IBM has announced an industry-first initiative to build commercially available universal quantum computing systems. “IBM Q” systems and services will be delivered via the IBM Cloud platform. Current technologies that run on classical computers, such as Watson, can help to identify patterns and insights buried in vast amounts of existing data. By contrast, quantum computers will deliver solutions to important problems where patterns cannot be seen because the data doesn’t exist and the calculations needed to answer questions are too enormous to ever be processed by classical computers.
IBM is also launching a new Application Program Interface (API) for the “IBM Quantum Experience” enabling anyone with an Internet connection to use the quantum processor (via the Cloud) for running algorithms and experiments, working with individual quantum bits, and exploring tutorials and simulations of what might be possible with quantum computing. In the first half of 2017, IBM plans to release a full Software Development Kit (SDK) for users to build simple quantum applications and software programs.
“IBM has invested over decades to growing the field of quantum computing and we are committed to expanding access to quantum systems and their powerful capabilities for the science and business communities,” said Arvind Krishna, senior vice president of Hybrid Cloud and director for IBM Research. “Following Watson and blockchain, we believe that quantum computing will provide the next powerful set of services delivered via the IBM Cloud platform, and promises to be the next major technology that has the potential to drive a new era of innovation across industries.”
IBM intends to build IBM Q systems to expand the application domain of quantum computing. A key metric will be the power of a quantum computer expressed by the “Quantum Volume” – which includes the number of qubits, quality of operations, connectivity and parallelism. As a first step to increasing Quantum Volume, IBM aims to build commercial IBM Q systems with around 50 qubits in the next few years to demonstrate capabilities beyond today’s classical systems and plans to collaborate with key industry partners to develop applications that exploit the quantum speedup of the systems.
IBM Q systems will be designed to tackle problems that are currently too complex and exponential in nature for classical computing systems to handle. One of the first and most promising applications will be in the area of chemistry.
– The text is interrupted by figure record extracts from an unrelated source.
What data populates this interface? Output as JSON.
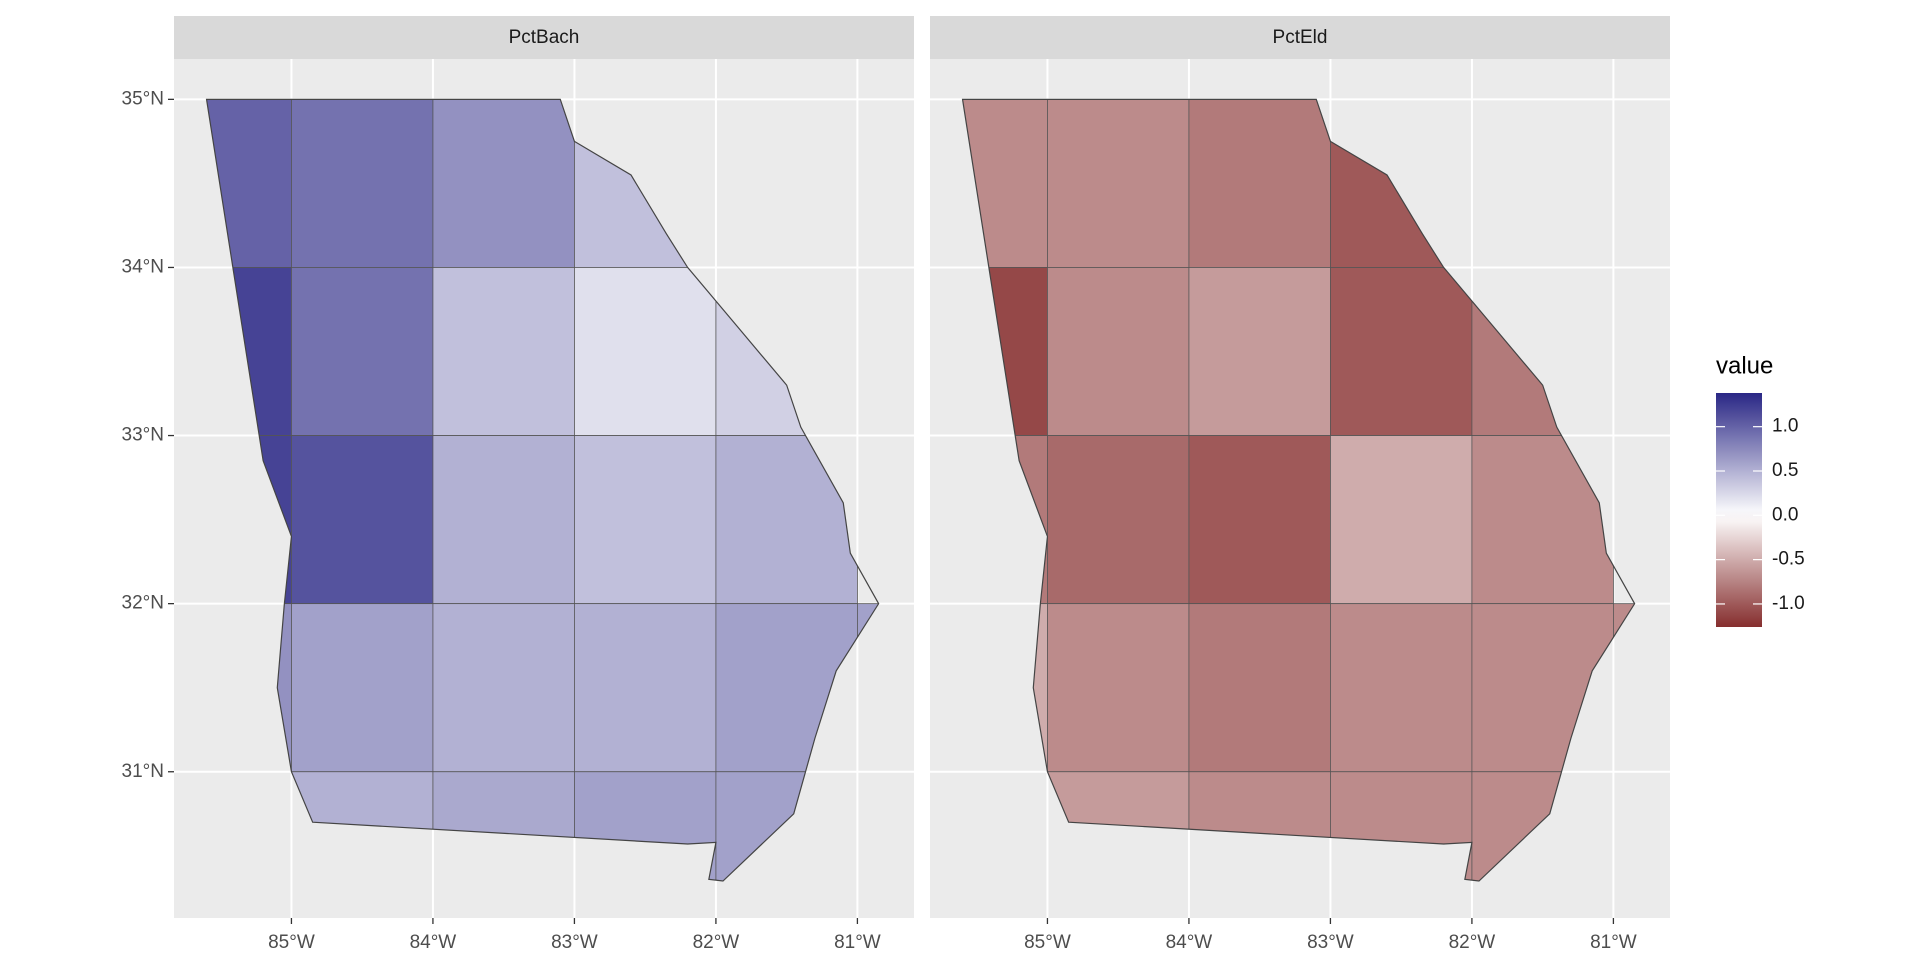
{
  "chart_data": [
    {
      "type": "map",
      "title": "PctBach",
      "x": [
        -85.5,
        -84.5,
        -83.5,
        -82.5,
        -85.5,
        -84.5,
        -83.5,
        -82.5,
        -81.5,
        -85.5,
        -84.5,
        -83.5,
        -82.5,
        -81.5,
        -85.5,
        -84.5,
        -83.5,
        -82.5,
        -81.5,
        -80.5,
        -85.5,
        -84.5,
        -83.5,
        -82.5,
        -81.5
      ],
      "y": [
        34.5,
        34.5,
        34.5,
        34.5,
        33.5,
        33.5,
        33.5,
        33.5,
        33.5,
        32.5,
        32.5,
        32.5,
        32.5,
        32.5,
        31.5,
        31.5,
        31.5,
        31.5,
        31.5,
        31.5,
        30.5,
        30.5,
        30.5,
        30.5,
        30.5
      ],
      "values": [
        1.0,
        0.9,
        0.7,
        0.4,
        1.2,
        0.9,
        0.4,
        0.2,
        0.3,
        1.2,
        1.1,
        0.5,
        0.4,
        0.5,
        0.7,
        0.6,
        0.5,
        0.5,
        0.6,
        0.6,
        0.5,
        0.5,
        0.55,
        0.6,
        0.6
      ],
      "xlim": [
        -85.83,
        -80.6
      ],
      "ylim": [
        30.13,
        35.24
      ],
      "xticks": [
        {
          "value": -85,
          "label": "85°W"
        },
        {
          "value": -84,
          "label": "84°W"
        },
        {
          "value": -83,
          "label": "83°W"
        },
        {
          "value": -82,
          "label": "82°W"
        },
        {
          "value": -81,
          "label": "81°W"
        }
      ],
      "yticks": [
        {
          "value": 31,
          "label": "31°N"
        },
        {
          "value": 32,
          "label": "32°N"
        },
        {
          "value": 33,
          "label": "33°N"
        },
        {
          "value": 34,
          "label": "34°N"
        },
        {
          "value": 35,
          "label": "35°N"
        }
      ],
      "grid": true
    },
    {
      "type": "map",
      "title": "PctEld",
      "x": [
        -85.5,
        -84.5,
        -83.5,
        -82.5,
        -85.5,
        -84.5,
        -83.5,
        -82.5,
        -81.5,
        -85.5,
        -84.5,
        -83.5,
        -82.5,
        -81.5,
        -85.5,
        -84.5,
        -83.5,
        -82.5,
        -81.5,
        -80.5,
        -85.5,
        -84.5,
        -83.5,
        -82.5,
        -81.5
      ],
      "y": [
        34.5,
        34.5,
        34.5,
        34.5,
        33.5,
        33.5,
        33.5,
        33.5,
        33.5,
        32.5,
        32.5,
        32.5,
        32.5,
        32.5,
        31.5,
        31.5,
        31.5,
        31.5,
        31.5,
        31.5,
        30.5,
        30.5,
        30.5,
        30.5,
        30.5
      ],
      "values": [
        -0.7,
        -0.7,
        -0.8,
        -1.0,
        -1.1,
        -0.7,
        -0.6,
        -1.0,
        -0.8,
        -0.8,
        -0.9,
        -1.0,
        -0.5,
        -0.7,
        -0.5,
        -0.7,
        -0.8,
        -0.7,
        -0.7,
        -0.7,
        -0.5,
        -0.6,
        -0.7,
        -0.7,
        -0.7
      ],
      "xlim": [
        -85.83,
        -80.6
      ],
      "ylim": [
        30.13,
        35.24
      ],
      "xticks": [
        {
          "value": -85,
          "label": "85°W"
        },
        {
          "value": -84,
          "label": "84°W"
        },
        {
          "value": -83,
          "label": "83°W"
        },
        {
          "value": -82,
          "label": "82°W"
        },
        {
          "value": -81,
          "label": "81°W"
        }
      ],
      "yticks": [
        {
          "value": 31,
          "label": "31°N"
        },
        {
          "value": 32,
          "label": "32°N"
        },
        {
          "value": 33,
          "label": "33°N"
        },
        {
          "value": 34,
          "label": "34°N"
        },
        {
          "value": 35,
          "label": "35°N"
        }
      ],
      "grid": true
    }
  ],
  "legend": {
    "title": "value",
    "colorlim": [
      -1.26,
      1.38
    ],
    "low": "#7a1a1a",
    "mid": "#ffffff",
    "high": "#2a2785",
    "ticks": [
      {
        "value": 1,
        "label": "1.0"
      },
      {
        "value": 0.5,
        "label": "0.5"
      },
      {
        "value": 0,
        "label": "0.0"
      },
      {
        "value": -0.5,
        "label": "-0.5"
      },
      {
        "value": -1,
        "label": "-1.0"
      }
    ]
  }
}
Even for simple molecules like caffeine, the number of quantum states in the molecule can be astoundingly large; so complex that all the conventional computing memory and processing power scientists could ever build could not handle the problem.
IBM’s scientists have recently developed new techniques to efficiently explore the simulation of chemistry problems on quantum processors and experimental demonstrations of various molecules are in progress. In the future, the goal will be to scale to even more complex molecules and try to predict chemical properties with higher precision than possible with classical computers.
Future applications of quantum computing may include:
• Artificial Intelligence: Making facets of artificial intelligence such as machine learning much more powerful when data sets can be too big such as searching images or video
• Cloud Security: Making cloud computing more secure by using the laws of quantum physics to enhance private data safety
• Drug & Materials Discovery: Untangling the complexity of molecular and chemical interactions leading to the discovery of new medicines and materials
• Financial Services: Finding new ways to model financial data and isolating key global risk factors to make better investments
• Supply Chain & Logistics: Finding the optimal path across global systems of systems for ultra-efficient logistics and supply chains, such as optimising fleet operations for deliveries during the holiday season
“Classical computers are extraordinarily powerful and will continue to advance and underpin everything we do in business and society,” said Tom Rosamilia, senior vice president of IBM Systems. “But there are many problems that will never be penetrated by a classical computer. To create knowledge from much greater depths of complexity, we need a quantum computer. We envision IBM Q systems working in concert with our portfolio of classical high-performance systems to address problems that are currently unsolvable, but hold tremendous untapped value.”
IBM’s roadmap for scaling to practical quantum computers is based on a holistic approach to advancing all parts of the system. The company will leverage its deep expertise in superconducting qubits, complex high-performance system integration, and scalable nanofabrication processes from the semiconductor industry to help advance the quantum mechanical capabilities. The developed software tools and environment will also leverage IBM’s world-class mathematicians, computer scientists, and software and system engineers.
“As Richard Feynman said in 1981, ‘…if you want to make a simulation of nature, you’d better make it quantum mechanical, and by golly, it’s a wonderful problem because it doesn’t look so easy.’ This breakthrough technology has the potential to achieve transformational advancements in basic science, materials development, environmental and energy research, which are central to the missions of the Department of Energy (DOE),” said Steve Binkley, deputy director of science, US Department of Energy. “The DOE National Labs have always been at the forefront of new innovation, and we look forward to working with IBM to explore applications of their new quantum systems.”